Eoin Morgan may be England's all-time leading run scorer in one-day and Twenty20 cricket, but the World Cup's winner game-changing impact on the team was measured in more than just figures.
Morgan, 35, announced his international retirement on Tuesday at Lord's, where he captained England to their memorable World Cup final win against New Zealand in 2019.
That thrilling victory was the culmination of Morgan's white-ball revolution as he oversaw a complete change in attitude towards the limited-over game in his adopted country.
Always his own man, the Dublin-born Morgan rose rapidly through the ranks of Ireland cricket, becoming known for his unorthodox shot-making.

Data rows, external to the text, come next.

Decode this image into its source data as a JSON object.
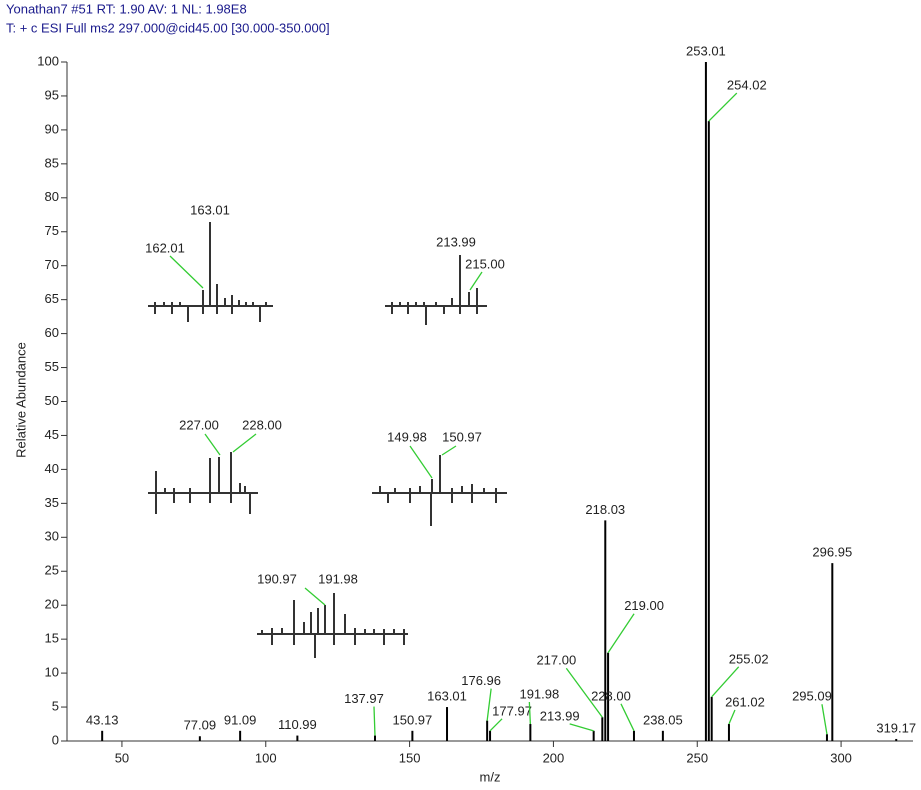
{
  "chart_data": {
    "type": "stem",
    "header": [
      "Yonathan7 #51  RT: 1.90  AV: 1  NL: 1.98E8",
      "T: + c ESI Full ms2 297.000@cid45.00 [30.000-350.000]"
    ],
    "ylabel": "Relative Abundance",
    "xlabel": "m/z",
    "x": [
      43.13,
      77.09,
      91.09,
      110.99,
      137.97,
      150.97,
      163.01,
      176.96,
      177.97,
      191.98,
      213.99,
      217.0,
      218.03,
      219.0,
      228.0,
      238.05,
      253.01,
      254.02,
      255.02,
      261.02,
      295.09,
      296.95,
      319.17
    ],
    "x_labels": [
      "43.13",
      "77.09",
      "91.09",
      "110.99",
      "137.97",
      "150.97",
      "163.01",
      "176.96",
      "177.97",
      "191.98",
      "213.99",
      "217.00",
      "218.03",
      "219.00",
      "228.00",
      "238.05",
      "253.01",
      "254.02",
      "255.02",
      "261.02",
      "295.09",
      "296.95",
      "319.17"
    ],
    "values": [
      1.5,
      0.7,
      1.5,
      0.8,
      0.8,
      1.5,
      5,
      3,
      1.5,
      2.5,
      1.5,
      3.5,
      32.5,
      13,
      1.5,
      1.5,
      100,
      91.3,
      6.5,
      2.5,
      1,
      26.2,
      0.3
    ],
    "color": "#000000",
    "xlim": [
      30,
      325
    ],
    "xticks": [
      50,
      100,
      150,
      200,
      250,
      300
    ],
    "ylim": [
      0,
      100
    ],
    "yticks": [
      0,
      5,
      10,
      15,
      20,
      25,
      30,
      35,
      40,
      45,
      50,
      55,
      60,
      65,
      70,
      75,
      80,
      85,
      90,
      95,
      100
    ],
    "insets": [
      {
        "labels": [
          "162.01",
          "163.01"
        ]
      },
      {
        "labels": [
          "213.99",
          "215.00"
        ]
      },
      {
        "labels": [
          "227.00",
          "228.00"
        ]
      },
      {
        "labels": [
          "149.98",
          "150.97"
        ]
      },
      {
        "labels": [
          "190.97",
          "191.98"
        ]
      }
    ]
  }
}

But with Ireland not then a Test nation, he made no secret of his desire to qualify for England and made his debut for Middlesex a week after his 19th birthday.
The left-hander was equally decisive when he stood down from Test cricket after playing the last of 16 matches in the longer format in 2012 when he realised there was no chance of a red-ball recall.
By concentrating on limited-overs internationals, Morgan became England's all-time leading scorer in ODI and T20 cricket with 6,957 and 2,458 runs respectively.
His tally of 225 ODI appearances and 115 T20Is is another England record, but it was as a ground-breaking captain that Morgan had his greatest impact.